"When pigs fly" is a term we all know that brings up a ridiculous picture. The phrase is akin to "when hell freezes over", meaning that something is not liable to happen -ever. But "swine flew" jokes aside, pigs do fly, mainly because we like to see it happen!
A few years ago, a collection of "historical" photographs were passed around the internet that showed Soviet space engineers shooting pigs into space. It seemed almost plausible, considering what we know about Soviet space experiments with animals, particularly dogs. But it wasn't so. The photographs are from the 2005 Russian film First on the Moon, which is a "mockumentary" about a Soviet moon landing in the 1930s.

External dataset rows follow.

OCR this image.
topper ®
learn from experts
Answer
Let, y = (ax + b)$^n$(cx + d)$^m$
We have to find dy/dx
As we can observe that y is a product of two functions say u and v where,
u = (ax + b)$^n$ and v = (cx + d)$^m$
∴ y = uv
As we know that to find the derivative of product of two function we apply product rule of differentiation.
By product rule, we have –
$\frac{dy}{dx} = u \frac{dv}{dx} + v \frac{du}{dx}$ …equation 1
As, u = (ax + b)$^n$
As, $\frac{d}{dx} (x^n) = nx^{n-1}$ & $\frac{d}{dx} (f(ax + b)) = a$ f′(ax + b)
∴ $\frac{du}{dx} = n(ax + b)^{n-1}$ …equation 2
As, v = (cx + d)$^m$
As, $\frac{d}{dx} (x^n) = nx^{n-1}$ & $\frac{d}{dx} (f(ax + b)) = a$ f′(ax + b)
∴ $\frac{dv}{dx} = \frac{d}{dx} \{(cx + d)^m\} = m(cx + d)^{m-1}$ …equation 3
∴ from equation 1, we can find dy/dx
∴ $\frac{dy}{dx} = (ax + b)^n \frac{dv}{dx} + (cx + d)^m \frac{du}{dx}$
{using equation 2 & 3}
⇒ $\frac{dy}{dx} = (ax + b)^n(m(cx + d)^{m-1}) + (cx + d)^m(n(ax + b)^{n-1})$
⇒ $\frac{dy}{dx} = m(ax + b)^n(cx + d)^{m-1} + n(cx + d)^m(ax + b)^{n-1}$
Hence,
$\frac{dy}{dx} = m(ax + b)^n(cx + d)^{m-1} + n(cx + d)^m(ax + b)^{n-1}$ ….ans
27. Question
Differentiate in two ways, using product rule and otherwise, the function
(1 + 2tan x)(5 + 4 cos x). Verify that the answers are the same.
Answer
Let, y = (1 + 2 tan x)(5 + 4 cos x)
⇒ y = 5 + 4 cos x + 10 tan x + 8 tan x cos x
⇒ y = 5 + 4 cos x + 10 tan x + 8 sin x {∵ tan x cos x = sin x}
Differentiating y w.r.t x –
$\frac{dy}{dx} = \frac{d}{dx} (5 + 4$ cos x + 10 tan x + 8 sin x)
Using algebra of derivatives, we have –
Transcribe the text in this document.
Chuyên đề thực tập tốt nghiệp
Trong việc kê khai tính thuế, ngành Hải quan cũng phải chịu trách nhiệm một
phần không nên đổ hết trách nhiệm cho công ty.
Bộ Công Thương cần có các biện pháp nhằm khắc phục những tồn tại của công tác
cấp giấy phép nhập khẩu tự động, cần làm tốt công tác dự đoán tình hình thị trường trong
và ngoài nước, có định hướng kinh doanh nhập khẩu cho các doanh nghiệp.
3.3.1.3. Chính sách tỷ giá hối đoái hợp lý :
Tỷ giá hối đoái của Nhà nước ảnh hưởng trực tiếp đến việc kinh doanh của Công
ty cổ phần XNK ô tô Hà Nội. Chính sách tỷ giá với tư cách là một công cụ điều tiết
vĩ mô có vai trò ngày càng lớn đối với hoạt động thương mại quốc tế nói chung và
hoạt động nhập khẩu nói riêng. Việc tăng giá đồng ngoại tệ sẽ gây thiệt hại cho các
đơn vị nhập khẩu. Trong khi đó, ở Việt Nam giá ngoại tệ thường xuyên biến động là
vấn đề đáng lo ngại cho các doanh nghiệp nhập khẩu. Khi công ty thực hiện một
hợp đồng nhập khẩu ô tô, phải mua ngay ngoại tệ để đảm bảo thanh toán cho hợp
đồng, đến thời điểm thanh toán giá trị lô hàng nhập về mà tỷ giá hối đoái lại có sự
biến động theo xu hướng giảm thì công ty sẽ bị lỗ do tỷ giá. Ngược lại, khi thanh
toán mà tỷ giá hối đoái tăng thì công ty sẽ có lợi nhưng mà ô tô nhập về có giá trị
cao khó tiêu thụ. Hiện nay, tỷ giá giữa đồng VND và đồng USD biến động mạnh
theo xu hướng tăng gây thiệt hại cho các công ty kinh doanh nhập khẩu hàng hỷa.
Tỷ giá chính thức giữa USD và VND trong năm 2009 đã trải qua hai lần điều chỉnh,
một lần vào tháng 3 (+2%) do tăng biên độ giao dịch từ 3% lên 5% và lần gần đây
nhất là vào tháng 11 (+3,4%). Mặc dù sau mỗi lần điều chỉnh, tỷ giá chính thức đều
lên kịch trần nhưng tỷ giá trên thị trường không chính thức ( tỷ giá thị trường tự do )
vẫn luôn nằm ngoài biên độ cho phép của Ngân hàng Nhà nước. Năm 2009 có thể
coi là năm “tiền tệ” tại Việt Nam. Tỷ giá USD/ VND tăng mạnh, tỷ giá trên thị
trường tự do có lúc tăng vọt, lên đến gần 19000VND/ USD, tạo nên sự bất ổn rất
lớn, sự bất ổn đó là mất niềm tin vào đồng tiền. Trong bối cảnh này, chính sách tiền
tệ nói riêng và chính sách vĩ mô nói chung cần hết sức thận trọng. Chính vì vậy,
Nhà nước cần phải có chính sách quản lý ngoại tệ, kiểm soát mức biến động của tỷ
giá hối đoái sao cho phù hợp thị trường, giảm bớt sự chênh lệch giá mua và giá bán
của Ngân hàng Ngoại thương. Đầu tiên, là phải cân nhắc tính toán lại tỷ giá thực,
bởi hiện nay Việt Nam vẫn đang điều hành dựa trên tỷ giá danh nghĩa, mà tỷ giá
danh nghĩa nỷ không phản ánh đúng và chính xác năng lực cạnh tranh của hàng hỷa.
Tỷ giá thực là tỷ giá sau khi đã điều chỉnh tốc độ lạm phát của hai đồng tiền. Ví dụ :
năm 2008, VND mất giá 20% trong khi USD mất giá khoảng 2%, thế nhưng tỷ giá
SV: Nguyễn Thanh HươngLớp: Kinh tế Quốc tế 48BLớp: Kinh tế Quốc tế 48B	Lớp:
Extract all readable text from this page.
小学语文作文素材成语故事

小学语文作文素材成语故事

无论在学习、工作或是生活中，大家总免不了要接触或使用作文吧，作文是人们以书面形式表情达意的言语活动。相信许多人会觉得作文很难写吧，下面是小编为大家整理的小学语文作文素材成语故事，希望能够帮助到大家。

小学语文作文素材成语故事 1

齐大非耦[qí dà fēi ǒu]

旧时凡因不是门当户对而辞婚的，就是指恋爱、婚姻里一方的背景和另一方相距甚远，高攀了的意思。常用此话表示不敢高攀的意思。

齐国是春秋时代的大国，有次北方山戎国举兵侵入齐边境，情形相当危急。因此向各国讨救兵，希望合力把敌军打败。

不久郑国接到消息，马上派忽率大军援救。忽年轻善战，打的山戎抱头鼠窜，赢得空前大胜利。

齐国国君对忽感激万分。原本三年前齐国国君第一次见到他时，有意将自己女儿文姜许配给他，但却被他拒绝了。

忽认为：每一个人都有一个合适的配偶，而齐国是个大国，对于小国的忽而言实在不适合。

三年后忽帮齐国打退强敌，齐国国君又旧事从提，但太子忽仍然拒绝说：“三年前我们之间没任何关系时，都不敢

Cincinnati, Ohio was a big pork packing center in the 19th century, and earned the name "Porkopolis". To celebrate the city's bicentennial in 1988, designer Andrew Leicester designed a new waterfront for the city, which included four flying pigs atop smoke stacks, to represent the pigs who gave their lives in the town's slaughterhouse. The flying pigs became a symbol for the city. Cincinnati hosts the Flying Pig Marathon each year, which was designated the "best named marathon in the country" by Runner's World Magazine! In 2000, downtown Cincy was decorated with artists' interpretation of pig sculptures in a project called the Big Pig Gig. Many of the pigs featured wings in homage to the bicentennial pigs and the marathon. Several of the pig statues are still seen in the city, such as these dancing winged pigs in front of the Cincinnati Ballet. Image by Flickr user Wally Gobetz.
Farmville's Pilot Pig
Pigs in Space
Pigs in Space was a recurring skit on The Muppet Show. The lead pigs were Captain Link Hogthrob, Miss Piggy, and the scientist Dr. Julius Strangepork doing scenes that parodied the Star Trek series (their ship was named the Swinetrek) with plenty of pork jokes thrown in. Watch the Pigs in Space with special guest star Mark Hamil at YouTube.
Pigs on Planes
In October of 2000, an airline passenger requested accommodations for her pig, which she said was a service animal, to accompany her on an American Airlines flight. The passenger also said the pig weighed only 13 pounds, but when it boarded it was clear that the porcine passenger was several hundred pounds. Maybe the fact that the owners purchased three first class seats for the pig should have been a tipoff. The pig caused chaos on the flight, running up and down the aisles and bothering other passengers. Four attendants wrestled the pig off the plane at its destination, but it then escaped and had to be chased through the airport. Nowadays, the only pig you are liable to see at an airport passenger terminal is on the menu.
Joel Veitch combined two things that really don't go together, but sound so cool that it had to be done: bacon and rocketry. He constructed a rocket out of bacon, and of course, wrote a little song about it. See, we even try to get pigs to fly after they are cooked!
The most famous flying pig of all is the inflatable pig seen at Pink Floyd (and Roger Waters) concerts. It all began with a prop that artist Jeffrey Shaw built in 1976 for the album cover of the 1977 album Animals. The pig made news when it broke free of its moorings during the photo shoot and was seen by airline pilots. Imagine what they must have thought! Since then, inflatable pigs have floated away (or "escaped") from concert venues on a semi-regular basis. Image by Flickr user Wonker.
Flying Pigs Everywhere!
Businesses love the flying pig idea. You can find Flying Pigs Farm, Where Pigs Fly Restaurant, When Pigs Fly Bakery, When Pigs Fly Barbecue, Flying Pig Adventure Company, and Flying Pig Bookstore. I'm sure there are plenty of others. And yes, you can buy your own flying piggy, to symbolize how fast your money goes.